Scenery Junkies
march 14, 2004
There is an America that has slipped from our ken, a place of freight trains, shadows and hoboes, a past in which the land itself seemed to be in motion.
Most of us, of course, knew this place only from movies or books inspired by the Depression. For a few strange and hardy souls, though, that shifting place continues to be their odd reality.
Yes, hobo culture lives, and writer Lucius Shepard found it. The result of his quest is a remarkable new book, "Two Trains Running".
The trains of the title refer, of course, to those mighty engines of hoboes' dreams, but also to Shepard's approach. In these pages do run two narrative trains, one fact, the other fiction. The book begins with a piece of participatory journalism in which Shepard rode the rails himself. Not content, Shepard also turned his experiences into a novella and a short story.
In 1998 Shepard was commissioned by Spin magazine to do an article on the Freight Train Riders of America, a loose group of tramps that some law enforcement officers were blaming for murders and other mayhem in rail yards and freight cars across America.
For several months, the writer took to the rails. ''Catching out'' on a moving freight train is a dangerous enough business - many have lost lives trying to do so, and others, limbs. Hobnobbing with hoboes - including those reputed to be running afoul of the law in ways more serious than trespassing in train yards - added to the danger.
Shepard's article appeared in the July 1998 Spin, but it was cut and edited. The version that appears in ''Two Trains Running'' is an expanded, unedited version, and it's a marvel.
It's not that Shepard solves the mystery of the ''hobo mafia'' in ''The FTRA Story.'' No, what's remarkable about Shepard's story is that he has rediscovered for us the fusion of romance, peril and exuberance of riding the trains and living life on one's own terms, outside society's rules.
''When I would press them as to the reason they continued to live as they did," Shepard writes, "the vast majority responded in kind: the trains.''
Freights go places that no automobile, no passenger train, no bus can go - through isolated canyons, mountain passes, or along rivers known by all but not knowable in certain ways except by the rail rider.
''I'm riding in a boxcar south along the Columbia River,'' Shepard writes, ''which must be nearly a mile wide at this point, and it's hard to tell which is the reflecting medium and which is the source of light - the river, every eddy bearing a captive glint, or the starry sky above. The towering hills that follow the watercourse show dark and nearly featureless, all but their lowermost reaches in shadow, making it appear that the curtain of night has been gathered into great black folds at the edge of the bright stage it delimits.''
In addition to such beauty, Shepard finds violence. He himself is threatened, and he hears stories of brutality. One recent phenomenon that draws the wrath of the true hobo is the ''yuppie rider,'' a person who lives in the real world and holds a regular job, but joyrides the freights in his or her spare time.

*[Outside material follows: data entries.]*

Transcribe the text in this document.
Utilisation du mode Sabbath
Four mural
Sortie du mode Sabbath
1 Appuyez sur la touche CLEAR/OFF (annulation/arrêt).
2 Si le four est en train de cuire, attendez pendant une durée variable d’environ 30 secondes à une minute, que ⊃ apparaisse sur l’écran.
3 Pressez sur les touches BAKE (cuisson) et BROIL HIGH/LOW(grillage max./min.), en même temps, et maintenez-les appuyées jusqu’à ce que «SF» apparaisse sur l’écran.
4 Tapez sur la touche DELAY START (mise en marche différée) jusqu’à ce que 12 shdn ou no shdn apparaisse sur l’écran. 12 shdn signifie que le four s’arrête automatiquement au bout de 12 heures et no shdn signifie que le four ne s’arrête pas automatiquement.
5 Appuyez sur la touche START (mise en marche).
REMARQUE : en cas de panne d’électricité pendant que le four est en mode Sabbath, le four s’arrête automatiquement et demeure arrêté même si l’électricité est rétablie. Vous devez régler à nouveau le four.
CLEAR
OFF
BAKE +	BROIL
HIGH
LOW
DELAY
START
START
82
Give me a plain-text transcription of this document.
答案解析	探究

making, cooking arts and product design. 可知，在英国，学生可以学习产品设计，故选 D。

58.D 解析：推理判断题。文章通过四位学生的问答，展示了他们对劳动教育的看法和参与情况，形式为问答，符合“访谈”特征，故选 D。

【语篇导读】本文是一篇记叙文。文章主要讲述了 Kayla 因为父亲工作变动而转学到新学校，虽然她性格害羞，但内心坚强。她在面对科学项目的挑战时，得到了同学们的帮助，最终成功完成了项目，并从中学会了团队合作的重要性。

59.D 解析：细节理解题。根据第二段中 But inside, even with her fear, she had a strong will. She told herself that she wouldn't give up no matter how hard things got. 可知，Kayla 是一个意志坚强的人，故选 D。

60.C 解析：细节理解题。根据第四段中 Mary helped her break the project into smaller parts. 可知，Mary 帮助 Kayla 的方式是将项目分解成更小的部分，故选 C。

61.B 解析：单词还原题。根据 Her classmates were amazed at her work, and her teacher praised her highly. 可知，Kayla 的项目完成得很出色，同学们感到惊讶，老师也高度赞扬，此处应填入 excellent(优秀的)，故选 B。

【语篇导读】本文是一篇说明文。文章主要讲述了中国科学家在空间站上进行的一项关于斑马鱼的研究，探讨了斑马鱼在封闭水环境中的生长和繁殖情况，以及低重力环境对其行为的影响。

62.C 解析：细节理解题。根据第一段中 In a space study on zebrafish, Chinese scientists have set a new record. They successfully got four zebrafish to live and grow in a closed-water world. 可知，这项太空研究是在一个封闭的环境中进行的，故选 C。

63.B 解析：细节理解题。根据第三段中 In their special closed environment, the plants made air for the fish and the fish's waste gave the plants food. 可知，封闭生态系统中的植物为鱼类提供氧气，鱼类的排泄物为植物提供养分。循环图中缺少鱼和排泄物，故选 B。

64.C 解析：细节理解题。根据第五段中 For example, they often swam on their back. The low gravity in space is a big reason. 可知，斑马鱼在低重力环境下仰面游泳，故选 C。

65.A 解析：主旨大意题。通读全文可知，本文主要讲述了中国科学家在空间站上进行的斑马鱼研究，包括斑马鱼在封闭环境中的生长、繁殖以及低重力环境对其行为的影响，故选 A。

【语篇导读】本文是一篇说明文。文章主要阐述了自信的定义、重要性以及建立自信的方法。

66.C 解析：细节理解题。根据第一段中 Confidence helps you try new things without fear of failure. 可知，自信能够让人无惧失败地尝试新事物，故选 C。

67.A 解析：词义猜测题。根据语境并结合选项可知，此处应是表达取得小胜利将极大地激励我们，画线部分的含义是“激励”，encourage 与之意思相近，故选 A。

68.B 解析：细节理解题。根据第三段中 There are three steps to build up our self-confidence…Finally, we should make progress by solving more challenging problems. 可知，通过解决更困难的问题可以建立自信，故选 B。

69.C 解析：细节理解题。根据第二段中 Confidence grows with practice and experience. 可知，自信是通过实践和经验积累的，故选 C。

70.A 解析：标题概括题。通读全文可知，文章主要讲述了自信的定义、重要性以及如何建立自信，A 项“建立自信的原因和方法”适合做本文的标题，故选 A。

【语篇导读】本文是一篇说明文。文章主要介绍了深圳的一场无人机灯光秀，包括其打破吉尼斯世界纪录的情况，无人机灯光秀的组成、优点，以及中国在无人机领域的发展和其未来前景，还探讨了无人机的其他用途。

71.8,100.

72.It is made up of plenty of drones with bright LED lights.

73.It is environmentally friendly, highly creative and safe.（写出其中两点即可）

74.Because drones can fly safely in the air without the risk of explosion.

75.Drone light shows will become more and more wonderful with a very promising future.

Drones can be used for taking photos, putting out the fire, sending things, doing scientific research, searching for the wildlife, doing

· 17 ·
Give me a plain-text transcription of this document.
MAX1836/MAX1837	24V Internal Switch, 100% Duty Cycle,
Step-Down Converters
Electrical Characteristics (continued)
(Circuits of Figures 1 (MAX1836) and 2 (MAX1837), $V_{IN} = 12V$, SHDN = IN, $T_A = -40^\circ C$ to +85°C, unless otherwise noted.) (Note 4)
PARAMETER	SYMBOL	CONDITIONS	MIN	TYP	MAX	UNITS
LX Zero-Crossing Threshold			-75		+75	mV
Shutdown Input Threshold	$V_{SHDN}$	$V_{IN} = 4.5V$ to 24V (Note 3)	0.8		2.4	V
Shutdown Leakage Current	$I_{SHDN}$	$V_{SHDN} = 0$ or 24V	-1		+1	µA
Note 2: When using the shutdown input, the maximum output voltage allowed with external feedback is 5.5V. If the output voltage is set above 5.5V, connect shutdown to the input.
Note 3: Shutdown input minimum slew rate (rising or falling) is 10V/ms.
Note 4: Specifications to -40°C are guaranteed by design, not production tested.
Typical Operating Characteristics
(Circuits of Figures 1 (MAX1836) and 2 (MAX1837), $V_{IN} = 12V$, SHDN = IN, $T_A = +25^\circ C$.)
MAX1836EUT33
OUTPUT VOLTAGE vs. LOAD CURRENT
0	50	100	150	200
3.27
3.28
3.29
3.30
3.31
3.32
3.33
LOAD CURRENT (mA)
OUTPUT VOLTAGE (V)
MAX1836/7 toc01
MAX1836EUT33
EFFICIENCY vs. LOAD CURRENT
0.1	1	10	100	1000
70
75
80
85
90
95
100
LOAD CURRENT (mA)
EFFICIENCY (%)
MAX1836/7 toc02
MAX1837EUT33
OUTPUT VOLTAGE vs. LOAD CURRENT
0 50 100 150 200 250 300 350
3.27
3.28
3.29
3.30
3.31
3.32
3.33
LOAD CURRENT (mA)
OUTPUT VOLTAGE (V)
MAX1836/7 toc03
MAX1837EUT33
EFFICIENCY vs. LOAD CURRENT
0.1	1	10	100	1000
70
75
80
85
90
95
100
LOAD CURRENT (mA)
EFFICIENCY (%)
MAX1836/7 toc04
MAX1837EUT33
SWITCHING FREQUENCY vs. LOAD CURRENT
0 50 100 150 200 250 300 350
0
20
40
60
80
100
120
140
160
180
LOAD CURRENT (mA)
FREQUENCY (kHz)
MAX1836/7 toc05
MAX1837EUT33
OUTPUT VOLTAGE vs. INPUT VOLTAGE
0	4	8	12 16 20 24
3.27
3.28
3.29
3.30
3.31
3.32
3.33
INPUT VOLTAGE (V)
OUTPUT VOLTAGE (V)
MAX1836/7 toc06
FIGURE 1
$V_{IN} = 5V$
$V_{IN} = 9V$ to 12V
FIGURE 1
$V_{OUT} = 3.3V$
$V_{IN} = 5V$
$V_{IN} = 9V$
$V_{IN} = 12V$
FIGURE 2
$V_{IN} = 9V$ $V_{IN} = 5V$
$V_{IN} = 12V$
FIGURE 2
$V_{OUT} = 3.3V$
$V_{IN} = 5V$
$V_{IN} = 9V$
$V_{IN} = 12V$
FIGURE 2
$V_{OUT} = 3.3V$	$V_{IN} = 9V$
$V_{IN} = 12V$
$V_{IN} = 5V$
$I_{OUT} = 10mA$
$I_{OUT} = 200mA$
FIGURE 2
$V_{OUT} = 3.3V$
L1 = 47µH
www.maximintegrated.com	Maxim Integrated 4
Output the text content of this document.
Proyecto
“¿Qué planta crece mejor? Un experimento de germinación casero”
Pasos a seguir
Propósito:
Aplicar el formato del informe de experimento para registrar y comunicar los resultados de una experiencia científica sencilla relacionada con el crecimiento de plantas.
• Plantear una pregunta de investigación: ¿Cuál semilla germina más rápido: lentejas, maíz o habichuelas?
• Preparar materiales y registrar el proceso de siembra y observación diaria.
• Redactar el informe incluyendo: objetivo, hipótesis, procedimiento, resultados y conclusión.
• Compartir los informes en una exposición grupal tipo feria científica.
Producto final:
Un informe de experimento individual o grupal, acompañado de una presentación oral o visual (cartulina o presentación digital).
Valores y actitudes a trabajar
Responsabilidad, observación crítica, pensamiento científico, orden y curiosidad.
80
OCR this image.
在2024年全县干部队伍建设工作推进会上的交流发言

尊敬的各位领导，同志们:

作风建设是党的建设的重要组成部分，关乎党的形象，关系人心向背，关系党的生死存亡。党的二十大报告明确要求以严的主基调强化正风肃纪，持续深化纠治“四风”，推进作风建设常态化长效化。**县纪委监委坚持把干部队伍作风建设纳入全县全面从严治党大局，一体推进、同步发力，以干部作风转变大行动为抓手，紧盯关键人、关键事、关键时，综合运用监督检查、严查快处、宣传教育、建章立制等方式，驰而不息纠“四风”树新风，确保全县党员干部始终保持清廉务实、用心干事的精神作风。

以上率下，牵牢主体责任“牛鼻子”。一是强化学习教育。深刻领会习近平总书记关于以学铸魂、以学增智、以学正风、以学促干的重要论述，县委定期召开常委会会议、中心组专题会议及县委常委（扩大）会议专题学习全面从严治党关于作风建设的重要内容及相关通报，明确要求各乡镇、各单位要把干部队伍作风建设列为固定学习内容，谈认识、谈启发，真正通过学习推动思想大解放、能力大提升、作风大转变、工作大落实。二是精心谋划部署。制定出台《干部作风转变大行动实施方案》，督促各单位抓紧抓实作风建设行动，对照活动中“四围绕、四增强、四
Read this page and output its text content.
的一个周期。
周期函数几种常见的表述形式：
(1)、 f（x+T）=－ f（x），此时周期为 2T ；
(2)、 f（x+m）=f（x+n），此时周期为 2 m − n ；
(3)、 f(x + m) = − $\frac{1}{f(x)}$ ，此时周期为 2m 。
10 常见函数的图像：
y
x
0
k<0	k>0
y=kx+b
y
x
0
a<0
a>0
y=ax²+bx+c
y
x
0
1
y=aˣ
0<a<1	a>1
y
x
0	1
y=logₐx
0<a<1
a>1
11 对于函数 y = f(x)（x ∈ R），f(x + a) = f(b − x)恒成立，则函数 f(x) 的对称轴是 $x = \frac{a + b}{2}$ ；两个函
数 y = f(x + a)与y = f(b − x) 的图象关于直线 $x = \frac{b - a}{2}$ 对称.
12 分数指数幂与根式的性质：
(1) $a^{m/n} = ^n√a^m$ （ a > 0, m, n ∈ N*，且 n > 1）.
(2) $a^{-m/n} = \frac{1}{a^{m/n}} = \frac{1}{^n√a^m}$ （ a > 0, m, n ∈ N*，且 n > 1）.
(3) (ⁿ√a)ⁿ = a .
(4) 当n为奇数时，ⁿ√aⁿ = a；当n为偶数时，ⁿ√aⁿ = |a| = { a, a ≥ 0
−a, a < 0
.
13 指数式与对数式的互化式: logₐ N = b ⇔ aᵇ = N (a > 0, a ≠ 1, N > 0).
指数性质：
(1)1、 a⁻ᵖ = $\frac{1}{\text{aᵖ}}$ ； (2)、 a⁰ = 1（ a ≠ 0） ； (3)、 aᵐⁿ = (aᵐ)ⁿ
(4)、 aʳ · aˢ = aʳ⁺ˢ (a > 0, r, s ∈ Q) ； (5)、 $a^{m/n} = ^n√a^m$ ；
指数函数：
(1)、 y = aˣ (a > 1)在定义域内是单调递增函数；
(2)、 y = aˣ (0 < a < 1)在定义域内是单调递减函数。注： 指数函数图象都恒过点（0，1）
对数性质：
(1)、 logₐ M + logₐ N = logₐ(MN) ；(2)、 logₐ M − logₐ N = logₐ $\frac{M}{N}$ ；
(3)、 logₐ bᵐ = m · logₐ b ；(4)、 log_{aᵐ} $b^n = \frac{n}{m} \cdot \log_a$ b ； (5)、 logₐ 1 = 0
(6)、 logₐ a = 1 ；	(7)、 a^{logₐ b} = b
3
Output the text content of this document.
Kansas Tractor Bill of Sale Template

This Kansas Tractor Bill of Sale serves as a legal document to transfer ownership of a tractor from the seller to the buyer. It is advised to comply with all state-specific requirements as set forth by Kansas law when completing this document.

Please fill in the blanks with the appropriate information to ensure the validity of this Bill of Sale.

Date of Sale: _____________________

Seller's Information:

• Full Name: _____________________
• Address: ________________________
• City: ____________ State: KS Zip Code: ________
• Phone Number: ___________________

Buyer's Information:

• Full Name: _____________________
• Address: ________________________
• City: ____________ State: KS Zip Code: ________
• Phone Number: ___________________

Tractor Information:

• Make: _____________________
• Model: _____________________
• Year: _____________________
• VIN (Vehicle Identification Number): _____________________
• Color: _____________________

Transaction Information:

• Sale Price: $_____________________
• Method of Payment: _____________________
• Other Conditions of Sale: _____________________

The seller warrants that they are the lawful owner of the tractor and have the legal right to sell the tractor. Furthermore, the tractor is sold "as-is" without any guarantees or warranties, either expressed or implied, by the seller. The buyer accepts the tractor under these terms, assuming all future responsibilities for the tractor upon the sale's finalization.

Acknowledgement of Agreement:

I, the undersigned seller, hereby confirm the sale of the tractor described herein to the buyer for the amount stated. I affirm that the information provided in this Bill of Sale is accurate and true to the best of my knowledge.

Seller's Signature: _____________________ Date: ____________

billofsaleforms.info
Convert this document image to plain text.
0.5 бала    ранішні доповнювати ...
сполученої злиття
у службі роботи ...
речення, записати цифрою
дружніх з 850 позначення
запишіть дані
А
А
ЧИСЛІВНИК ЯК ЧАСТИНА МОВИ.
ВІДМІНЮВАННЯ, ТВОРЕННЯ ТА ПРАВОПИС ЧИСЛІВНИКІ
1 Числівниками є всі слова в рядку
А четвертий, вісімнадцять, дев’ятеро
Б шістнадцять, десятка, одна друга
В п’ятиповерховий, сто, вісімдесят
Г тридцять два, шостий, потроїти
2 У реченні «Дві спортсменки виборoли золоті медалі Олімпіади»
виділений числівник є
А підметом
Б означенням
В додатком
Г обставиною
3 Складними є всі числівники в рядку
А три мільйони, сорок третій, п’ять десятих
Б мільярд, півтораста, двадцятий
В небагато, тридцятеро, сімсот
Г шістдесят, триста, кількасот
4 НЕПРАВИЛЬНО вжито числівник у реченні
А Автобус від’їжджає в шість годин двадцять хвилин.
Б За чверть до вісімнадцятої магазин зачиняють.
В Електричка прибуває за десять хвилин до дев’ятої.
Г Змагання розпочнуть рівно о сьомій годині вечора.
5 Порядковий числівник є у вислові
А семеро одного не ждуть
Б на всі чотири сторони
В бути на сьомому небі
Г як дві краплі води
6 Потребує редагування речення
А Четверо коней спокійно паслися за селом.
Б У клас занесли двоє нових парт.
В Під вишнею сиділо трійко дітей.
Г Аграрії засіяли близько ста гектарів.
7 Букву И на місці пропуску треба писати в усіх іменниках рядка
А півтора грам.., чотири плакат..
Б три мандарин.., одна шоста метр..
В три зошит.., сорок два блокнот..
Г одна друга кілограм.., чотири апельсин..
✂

As one hobo explains to Shepard, '''People are setting up Eddie Bauer tents in the (hobo) jungles. Walking around with scanners and hiking boots. You take a stroll through a place where everybody's starving, and you're packing a bag of groceries, what you expect's gonna happen? The rails is where we live, man. It ain't a... theme park.'''
In the novella ''Yonder,'' a hobo with the aptly colorful moniker of Billy Long Gone catches out on a freight one night that proves to be a different kind of train - maybe an analog of that ''Mystery Train'' Elvis sang about.
Shepard's descriptions, in Billy's voice, are superb, explicating, once again, why someone would choose to live on trains:
''Hobos, for all their degenerate failings, have an aesthetic. They're scenery junkies, they take pride in traveling through parts of their country few have ever seen, and they memorialize those sights... they'll swap stories about the natural beauty of the world with the enthusiasm of kids trading baseball cards.''
Or, as a rider in Shepard's ''FTRA'' piece more succinctly puts it: ''Man, ain't it fun!''
Overall, ''Two Trains Running'' is a tour de force that captures all the untamed life of hoboes and their beloved machines. I wouldn't choose such a life; few of us would.
But that's what books are for: To give us visions of other worlds.